On 8 November 2002, the Security Council passed Resolution 1441 by a unanimous 15 to 0 vote, which included Russia, China and France, and Arab countries, such as Syria. This gave this resolution wider support than even the 1990 Gulf War resolution. Although the Iraqi parliament voted against honoring the UN resolution, Iraqi President Saddam Hussein over-ruled them.
While some politicians have argued that the resolution could authorize war under certain circumstances, the representatives in the meeting were clear that this was not the case. The ambassador for the United States, John Negroponte, said:
" [T]his resolution contains no "hidden triggers" and no "automaticity" with respect to the use of force. If there is a further Iraqi breach, reported to the Council by UNMOVIC, the IAEA or a Member State, the matter will return to the Council for discussions as required in paragraph 12. "
The ambassador for the United Kingdom, the co-sponsor of the resolution, said:
" We heard loud and clear during the negotiations the concerns about "automaticity" and "hidden triggers" -- the concern that on a decision so crucial we should not rush into military action; that on a decision so crucial any Iraqi violations should be discussed by the Council. Let me be equally clear in response... There is no "automaticity" in this resolution. If there is a further Iraqi breach of its disarmament obligations, the matter will return to the Council for discussion as required in paragraph 12. We would expect the Security Council then to meet its responsibilities. "

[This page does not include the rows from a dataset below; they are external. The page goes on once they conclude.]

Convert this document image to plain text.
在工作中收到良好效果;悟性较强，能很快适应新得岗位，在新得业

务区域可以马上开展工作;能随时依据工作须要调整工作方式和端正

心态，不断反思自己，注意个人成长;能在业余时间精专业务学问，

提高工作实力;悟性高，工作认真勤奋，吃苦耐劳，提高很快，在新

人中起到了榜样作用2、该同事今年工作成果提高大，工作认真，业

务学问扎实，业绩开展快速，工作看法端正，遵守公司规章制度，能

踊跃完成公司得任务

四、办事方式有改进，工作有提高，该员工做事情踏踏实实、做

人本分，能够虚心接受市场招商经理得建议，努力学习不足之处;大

The message was further confirmed by the ambassador for Syria:
" Syria voted in favour of the resolution, having received reassurances from its sponsors, the United States of America and the United Kingdom, and from France and Russia through high-level contacts, that it would not be used as a pretext for striking against Iraq and does not constitute a basis for any automatic strikes against Iraq. The resolution should not be interpreted, through certain paragraphs, as authorizing any State to use force. It reaffirms the central role of the Security Council in addressing all phases of the Iraqi issue."